RE: Apache Drill Vs Spark SQL

Posted by Tridib Samanta <tr...@live.com>.

Hi Adam,
Thanks for sharing this! Apache Drill is very easy to get started. I liked the part that Drill manages the meta data part by itself and does not required Hive (like Spark).
 
Thanks
Tridib
 
> Date: Wed, 29 Oct 2014 10:50:37 -0700
> Subject: Re: Apache Drill Vs Spark SQL
> From: adamphunt@gmail.com
> To: drill-user@incubator.apache.org
> 
> Hi Tridib,
> 
> I just completed a simple evaluation of Drill 0.6.0 and Spark SQL 1.1.0.  I
> ran a few queries over 14GB of Snappy compressed Parquet files on a four
> server MapR cluster (96 cores, 256 GB).  Here are the results.
> 
> Spark SQL requires some very very minor setup, where Drill doesn't.
> val sqlContext = new org.apache.spark.sql.SQLContext(sc)
> val testData = sqlContext.parquetFile("/user/ahunt/test/2014/10/28/")
> testData.registerTempTable("testData")
> 
> In Drill, a simple count query took 19s the first time and 0.9s the second
> time
> SELECT count(*) FROM  dfs.`/user/ahunt/test/2014/10/28/part-*`;
> 
> In Spark SQL, it took 17s the first time and 1.7s the second
> sqlContext.sql("SELECT count(*) FROM testData").collect().foreach(println)
> 
> In Drill, a simple group by query printed the results, but would not return
> to the prompt without hitting ctrl-c (after 6s).
> SELECT httpResponseCode, count(*) FROM
> dfs.`/user/ahunt/test/2014/10/28/part-*` GROUP BY httpResponseCode;
> 
> In Spark SQL, it finished in 3.6s
> sqlContext.sql("SELECT httpResponseCode,count(*) FROM testData GROUP BY
> httpResponseCode").collect().foreach(println)
> 
> In Drill, this query never finished (probably due to the issue described
> above).
> SELECT httpResponseCode, count(*) FROM
> dfs.`/user/ahunt/test/2014/10/28/` GROUP
> BY httpResponseCode ORDER BY httpResponseCode DESC;
> 
> In Spark SQL, the same query finished in 5s.
> sqlContext.sql("SELECT httpResponseCode,count(*) FROM testData GROUP BY
> httpResponseCode ORDER BY httpResponseCode DESC").collect().foreach(println)
> 
> Although Drill seems very promising, it seems that it has a few issues to
> work out, and since I already use Spark I'm going to stick with Spark SQL
> for now.
> 
> Adam
> 
> 
> On Wed, Oct 29, 2014 at 10:00 AM, Tridib Samanta <tr...@live.com>
> wrote:
> 
> > Hello Experts,
> > I am new in Apache Drill. To me it's very similar to Spark SQL. I was
> > wandering how does it differ from Spark SQL. What are the use case where
> > Apache Drill thrives compare to Spark SQL?
> >
> > Thanks & Regards
> > Tridib
> >

Re: Apache Drill Vs Spark SQL

Posted by Ted Dunning <te...@gmail.com>.

On Wed, Oct 29, 2014 at 10:50 AM, Adam Hunt <ad...@gmail.com> wrote:

> Although Drill seems very promising, it seems that it has a few issues to
> work out, and since I already use Spark I'm going to stick with Spark SQL
> for now.
>

Adam,

Really excellent feedback.

If you check back in a few weeks from now, I would expect that you will
find many or most of these issues resolved.

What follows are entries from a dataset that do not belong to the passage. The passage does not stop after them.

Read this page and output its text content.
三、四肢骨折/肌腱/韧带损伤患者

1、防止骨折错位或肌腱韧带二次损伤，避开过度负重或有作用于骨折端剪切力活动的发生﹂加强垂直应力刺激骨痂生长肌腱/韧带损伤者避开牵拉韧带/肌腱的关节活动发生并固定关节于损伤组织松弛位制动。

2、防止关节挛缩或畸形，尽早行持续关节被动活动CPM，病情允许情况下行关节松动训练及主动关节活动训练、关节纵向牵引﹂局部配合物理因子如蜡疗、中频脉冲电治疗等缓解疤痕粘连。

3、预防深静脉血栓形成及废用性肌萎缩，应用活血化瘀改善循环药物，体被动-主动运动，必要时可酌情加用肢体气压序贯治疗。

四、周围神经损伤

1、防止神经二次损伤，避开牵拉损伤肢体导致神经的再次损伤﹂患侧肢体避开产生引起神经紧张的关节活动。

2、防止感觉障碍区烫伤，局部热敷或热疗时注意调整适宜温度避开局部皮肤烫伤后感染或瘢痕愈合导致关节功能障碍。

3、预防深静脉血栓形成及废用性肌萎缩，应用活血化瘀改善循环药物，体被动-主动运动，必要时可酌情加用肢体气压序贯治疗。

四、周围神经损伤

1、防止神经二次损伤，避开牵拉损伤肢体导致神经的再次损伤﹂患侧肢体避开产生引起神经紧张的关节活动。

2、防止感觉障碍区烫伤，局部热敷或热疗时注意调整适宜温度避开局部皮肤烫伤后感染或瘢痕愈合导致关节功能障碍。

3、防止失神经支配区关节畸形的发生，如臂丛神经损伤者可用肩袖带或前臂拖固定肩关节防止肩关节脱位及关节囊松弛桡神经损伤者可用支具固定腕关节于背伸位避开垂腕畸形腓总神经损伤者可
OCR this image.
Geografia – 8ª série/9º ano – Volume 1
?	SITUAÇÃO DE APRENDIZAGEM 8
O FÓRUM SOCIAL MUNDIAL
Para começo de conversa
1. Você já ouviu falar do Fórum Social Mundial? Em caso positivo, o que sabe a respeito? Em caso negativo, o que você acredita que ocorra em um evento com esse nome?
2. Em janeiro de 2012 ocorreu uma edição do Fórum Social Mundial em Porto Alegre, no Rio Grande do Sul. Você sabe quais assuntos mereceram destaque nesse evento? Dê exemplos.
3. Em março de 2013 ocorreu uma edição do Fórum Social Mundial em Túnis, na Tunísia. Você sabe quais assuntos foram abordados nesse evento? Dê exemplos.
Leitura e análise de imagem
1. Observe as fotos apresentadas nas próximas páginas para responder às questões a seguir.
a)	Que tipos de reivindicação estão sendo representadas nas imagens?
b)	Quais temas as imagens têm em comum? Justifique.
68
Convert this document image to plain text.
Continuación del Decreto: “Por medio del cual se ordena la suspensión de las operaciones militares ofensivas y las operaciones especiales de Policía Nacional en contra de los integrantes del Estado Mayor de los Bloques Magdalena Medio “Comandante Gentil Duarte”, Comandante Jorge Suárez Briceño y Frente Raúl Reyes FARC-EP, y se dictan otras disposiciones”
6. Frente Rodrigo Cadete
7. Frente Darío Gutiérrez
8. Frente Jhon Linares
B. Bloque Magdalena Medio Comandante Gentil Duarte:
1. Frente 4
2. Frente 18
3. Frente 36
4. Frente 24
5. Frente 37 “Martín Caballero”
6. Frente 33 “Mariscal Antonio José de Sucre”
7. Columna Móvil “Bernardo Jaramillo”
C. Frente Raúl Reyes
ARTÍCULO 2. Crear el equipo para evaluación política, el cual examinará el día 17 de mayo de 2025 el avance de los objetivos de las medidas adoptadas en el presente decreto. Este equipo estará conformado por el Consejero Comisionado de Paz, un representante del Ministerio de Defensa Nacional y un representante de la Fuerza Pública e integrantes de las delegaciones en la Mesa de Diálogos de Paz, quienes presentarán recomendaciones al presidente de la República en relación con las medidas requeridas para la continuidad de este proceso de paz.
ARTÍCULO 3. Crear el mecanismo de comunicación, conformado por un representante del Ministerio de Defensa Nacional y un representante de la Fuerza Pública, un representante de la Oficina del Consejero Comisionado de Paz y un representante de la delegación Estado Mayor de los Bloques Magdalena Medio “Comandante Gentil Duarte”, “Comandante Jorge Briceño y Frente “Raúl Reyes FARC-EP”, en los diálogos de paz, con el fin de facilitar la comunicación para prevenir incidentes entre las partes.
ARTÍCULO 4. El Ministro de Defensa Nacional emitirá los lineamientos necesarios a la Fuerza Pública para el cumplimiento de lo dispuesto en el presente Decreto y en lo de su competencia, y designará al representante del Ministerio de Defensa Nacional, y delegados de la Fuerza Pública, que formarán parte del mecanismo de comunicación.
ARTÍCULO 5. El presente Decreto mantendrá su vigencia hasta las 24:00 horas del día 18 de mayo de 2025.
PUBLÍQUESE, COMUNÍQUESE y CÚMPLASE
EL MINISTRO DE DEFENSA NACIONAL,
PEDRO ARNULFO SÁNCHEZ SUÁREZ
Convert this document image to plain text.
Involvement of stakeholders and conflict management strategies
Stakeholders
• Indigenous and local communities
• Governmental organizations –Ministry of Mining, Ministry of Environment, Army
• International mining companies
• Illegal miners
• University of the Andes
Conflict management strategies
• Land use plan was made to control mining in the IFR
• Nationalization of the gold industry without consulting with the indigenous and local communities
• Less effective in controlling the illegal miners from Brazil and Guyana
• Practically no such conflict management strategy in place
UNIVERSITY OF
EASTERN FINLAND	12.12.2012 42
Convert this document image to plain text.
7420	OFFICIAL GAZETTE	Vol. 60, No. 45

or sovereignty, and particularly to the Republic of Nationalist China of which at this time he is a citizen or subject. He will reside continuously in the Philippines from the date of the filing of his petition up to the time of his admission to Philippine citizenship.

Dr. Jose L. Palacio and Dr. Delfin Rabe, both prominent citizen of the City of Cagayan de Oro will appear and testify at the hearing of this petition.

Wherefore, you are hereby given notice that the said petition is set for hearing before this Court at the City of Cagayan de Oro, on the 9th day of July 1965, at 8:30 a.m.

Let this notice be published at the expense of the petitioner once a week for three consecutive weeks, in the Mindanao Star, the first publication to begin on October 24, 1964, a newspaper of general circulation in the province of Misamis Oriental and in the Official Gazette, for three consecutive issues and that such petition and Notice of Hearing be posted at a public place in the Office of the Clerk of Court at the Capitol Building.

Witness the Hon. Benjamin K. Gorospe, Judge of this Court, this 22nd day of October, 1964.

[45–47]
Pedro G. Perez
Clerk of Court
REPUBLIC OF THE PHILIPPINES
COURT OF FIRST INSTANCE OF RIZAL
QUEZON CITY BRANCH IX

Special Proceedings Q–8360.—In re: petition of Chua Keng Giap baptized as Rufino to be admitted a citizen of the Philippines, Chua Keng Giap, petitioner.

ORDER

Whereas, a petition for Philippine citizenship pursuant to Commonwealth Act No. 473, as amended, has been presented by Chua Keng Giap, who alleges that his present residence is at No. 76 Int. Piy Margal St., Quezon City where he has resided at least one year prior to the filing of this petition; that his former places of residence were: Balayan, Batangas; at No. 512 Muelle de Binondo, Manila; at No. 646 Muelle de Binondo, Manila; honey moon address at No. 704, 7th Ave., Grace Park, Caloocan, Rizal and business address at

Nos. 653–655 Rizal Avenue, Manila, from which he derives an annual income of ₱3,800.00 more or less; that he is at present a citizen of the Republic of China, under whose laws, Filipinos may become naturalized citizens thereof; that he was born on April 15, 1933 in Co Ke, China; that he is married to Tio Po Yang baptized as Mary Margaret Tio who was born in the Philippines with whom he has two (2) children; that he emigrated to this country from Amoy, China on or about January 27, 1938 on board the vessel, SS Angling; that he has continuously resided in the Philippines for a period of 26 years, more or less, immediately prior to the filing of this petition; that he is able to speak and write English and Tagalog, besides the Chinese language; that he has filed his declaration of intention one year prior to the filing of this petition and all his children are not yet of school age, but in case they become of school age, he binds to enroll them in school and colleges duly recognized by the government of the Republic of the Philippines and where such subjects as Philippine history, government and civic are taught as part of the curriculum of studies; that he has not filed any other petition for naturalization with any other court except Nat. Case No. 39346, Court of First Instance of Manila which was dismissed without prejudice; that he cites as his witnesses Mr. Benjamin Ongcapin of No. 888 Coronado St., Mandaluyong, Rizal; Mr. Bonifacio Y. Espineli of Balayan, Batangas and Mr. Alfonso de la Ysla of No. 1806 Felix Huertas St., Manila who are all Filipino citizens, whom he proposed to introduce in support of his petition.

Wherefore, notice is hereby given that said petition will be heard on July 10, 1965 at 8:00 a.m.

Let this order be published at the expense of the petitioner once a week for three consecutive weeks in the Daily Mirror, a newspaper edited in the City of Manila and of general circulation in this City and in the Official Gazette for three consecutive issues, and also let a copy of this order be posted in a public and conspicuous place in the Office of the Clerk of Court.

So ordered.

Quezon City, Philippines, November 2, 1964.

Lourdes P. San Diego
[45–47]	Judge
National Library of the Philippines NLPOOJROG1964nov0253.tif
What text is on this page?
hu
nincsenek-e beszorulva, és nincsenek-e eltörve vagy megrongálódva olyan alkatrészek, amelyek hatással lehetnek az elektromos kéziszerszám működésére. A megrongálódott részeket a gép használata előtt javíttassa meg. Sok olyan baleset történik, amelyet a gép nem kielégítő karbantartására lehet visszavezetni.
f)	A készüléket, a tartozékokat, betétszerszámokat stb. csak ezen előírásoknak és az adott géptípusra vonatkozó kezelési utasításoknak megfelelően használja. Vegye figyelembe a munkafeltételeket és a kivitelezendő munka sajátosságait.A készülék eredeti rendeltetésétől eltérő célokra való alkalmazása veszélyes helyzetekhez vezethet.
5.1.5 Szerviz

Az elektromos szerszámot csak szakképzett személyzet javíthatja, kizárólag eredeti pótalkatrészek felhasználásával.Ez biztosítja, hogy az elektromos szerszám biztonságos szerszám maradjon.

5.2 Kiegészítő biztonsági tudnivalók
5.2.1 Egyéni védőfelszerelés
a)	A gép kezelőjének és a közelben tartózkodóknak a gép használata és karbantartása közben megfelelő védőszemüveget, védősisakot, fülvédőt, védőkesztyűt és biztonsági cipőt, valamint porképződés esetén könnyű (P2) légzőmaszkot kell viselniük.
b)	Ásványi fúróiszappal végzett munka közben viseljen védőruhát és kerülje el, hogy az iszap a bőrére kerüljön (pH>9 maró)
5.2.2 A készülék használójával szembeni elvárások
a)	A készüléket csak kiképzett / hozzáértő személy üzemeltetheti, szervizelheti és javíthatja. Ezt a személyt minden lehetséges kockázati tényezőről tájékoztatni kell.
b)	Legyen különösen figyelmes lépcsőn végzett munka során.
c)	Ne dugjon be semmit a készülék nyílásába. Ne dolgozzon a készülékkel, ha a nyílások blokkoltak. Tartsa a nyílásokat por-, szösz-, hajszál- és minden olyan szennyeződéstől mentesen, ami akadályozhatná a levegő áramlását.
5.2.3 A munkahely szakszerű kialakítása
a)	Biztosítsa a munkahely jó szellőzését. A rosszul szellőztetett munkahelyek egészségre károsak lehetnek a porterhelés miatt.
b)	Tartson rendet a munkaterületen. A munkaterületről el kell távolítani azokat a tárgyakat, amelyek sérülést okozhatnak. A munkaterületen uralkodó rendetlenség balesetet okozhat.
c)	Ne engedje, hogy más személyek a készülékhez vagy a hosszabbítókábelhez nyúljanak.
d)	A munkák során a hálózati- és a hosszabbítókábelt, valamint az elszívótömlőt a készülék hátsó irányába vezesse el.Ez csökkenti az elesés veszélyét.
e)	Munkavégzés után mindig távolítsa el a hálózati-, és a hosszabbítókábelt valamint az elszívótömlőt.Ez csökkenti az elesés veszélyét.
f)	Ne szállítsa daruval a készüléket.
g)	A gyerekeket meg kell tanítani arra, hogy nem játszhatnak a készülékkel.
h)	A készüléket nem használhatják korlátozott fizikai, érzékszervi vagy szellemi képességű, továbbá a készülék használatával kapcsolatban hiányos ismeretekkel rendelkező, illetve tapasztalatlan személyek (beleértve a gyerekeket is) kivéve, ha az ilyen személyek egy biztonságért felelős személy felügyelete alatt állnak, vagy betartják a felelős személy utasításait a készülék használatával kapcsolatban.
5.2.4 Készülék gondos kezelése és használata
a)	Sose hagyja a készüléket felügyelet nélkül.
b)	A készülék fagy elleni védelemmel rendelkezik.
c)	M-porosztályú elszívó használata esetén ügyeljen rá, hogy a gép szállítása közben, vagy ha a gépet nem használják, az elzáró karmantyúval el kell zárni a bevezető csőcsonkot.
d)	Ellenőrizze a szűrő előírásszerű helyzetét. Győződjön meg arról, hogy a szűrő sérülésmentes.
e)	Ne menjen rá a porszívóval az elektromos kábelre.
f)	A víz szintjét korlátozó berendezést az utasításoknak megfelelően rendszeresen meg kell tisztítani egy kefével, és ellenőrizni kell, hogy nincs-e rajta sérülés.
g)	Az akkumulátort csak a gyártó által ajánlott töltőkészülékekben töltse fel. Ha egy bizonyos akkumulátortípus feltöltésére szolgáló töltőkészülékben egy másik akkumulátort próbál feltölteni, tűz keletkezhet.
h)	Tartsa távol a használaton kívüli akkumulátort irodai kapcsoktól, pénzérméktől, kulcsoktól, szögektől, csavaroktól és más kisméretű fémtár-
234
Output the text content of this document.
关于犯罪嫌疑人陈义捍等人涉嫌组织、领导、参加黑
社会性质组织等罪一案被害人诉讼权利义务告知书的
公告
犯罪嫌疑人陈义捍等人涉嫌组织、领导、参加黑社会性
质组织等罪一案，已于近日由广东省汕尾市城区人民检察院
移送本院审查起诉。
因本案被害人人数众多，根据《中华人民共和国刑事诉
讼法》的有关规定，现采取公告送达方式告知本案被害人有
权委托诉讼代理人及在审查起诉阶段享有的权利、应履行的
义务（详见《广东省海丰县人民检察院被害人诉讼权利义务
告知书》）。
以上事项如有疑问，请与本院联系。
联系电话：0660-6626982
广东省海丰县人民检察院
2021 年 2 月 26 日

(frankly, your scenario should become a unit test)

Re: Apache Drill Vs Spark SQL

Posted by Christopher Matta <cm...@mapr.com>.

Adam,
I had a similar experience with queries not returning immediately, this
setting seems like it might help:

ALTER SESSION set `planner.add_producer_consumer`=false;



Chris Matta
cmatta@mapr.com
215-701-3146

On Wed, Oct 29, 2014 at 1:50 PM, Adam Hunt <ad...@gmail.com> wrote:

> Hi Tridib,
>
> I just completed a simple evaluation of Drill 0.6.0 and Spark SQL 1.1.0.  I
> ran a few queries over 14GB of Snappy compressed Parquet files on a four
> server MapR cluster (96 cores, 256 GB).  Here are the results.
>
> Spark SQL requires some very very minor setup, where Drill doesn't.
> val sqlContext = new org.apache.spark.sql.SQLContext(sc)
> val testData = sqlContext.parquetFile("/user/ahunt/test/2014/10/28/")
> testData.registerTempTable("testData")
>
> In Drill, a simple count query took 19s the first time and 0.9s the second
> time
> SELECT count(*) FROM  dfs.`/user/ahunt/test/2014/10/28/part-*`;
>
> In Spark SQL, it took 17s the first time and 1.7s the second
> sqlContext.sql("SELECT count(*) FROM testData").collect().foreach(println)
>
> In Drill, a simple group by query printed the results, but would not return
> to the prompt without hitting ctrl-c (after 6s).
> SELECT httpResponseCode, count(*) FROM
> dfs.`/user/ahunt/test/2014/10/28/part-*` GROUP BY httpResponseCode;
>
> In Spark SQL, it finished in 3.6s
> sqlContext.sql("SELECT httpResponseCode,count(*) FROM testData GROUP BY
> httpResponseCode").collect().foreach(println)
>
> In Drill, this query never finished (probably due to the issue described
> above).
> SELECT httpResponseCode, count(*) FROM
> dfs.`/user/ahunt/test/2014/10/28/` GROUP
> BY httpResponseCode ORDER BY httpResponseCode DESC;
>
> In Spark SQL, the same query finished in 5s.
> sqlContext.sql("SELECT httpResponseCode,count(*) FROM testData GROUP BY
> httpResponseCode ORDER BY httpResponseCode
> DESC").collect().foreach(println)
>
> Although Drill seems very promising, it seems that it has a few issues to
> work out, and since I already use Spark I'm going to stick with Spark SQL
> for now.
>
> Adam
>
>
> On Wed, Oct 29, 2014 at 10:00 AM, Tridib Samanta <tr...@live.com>
> wrote:
>
> > Hello Experts,
> > I am new in Apache Drill. To me it's very similar to Spark SQL. I was
> > wandering how does it differ from Spark SQL. What are the use case where
> > Apache Drill thrives compare to Spark SQL?
> >
> > Thanks & Regards
> > Tridib
> >
>

Re: Apache Drill Vs Spark SQL

Posted by Adam Hunt <ad...@gmail.com>.

Hi Tridib,

I just completed a simple evaluation of Drill 0.6.0 and Spark SQL 1.1.0.  I
ran a few queries over 14GB of Snappy compressed Parquet files on a four
server MapR cluster (96 cores, 256 GB).  Here are the results.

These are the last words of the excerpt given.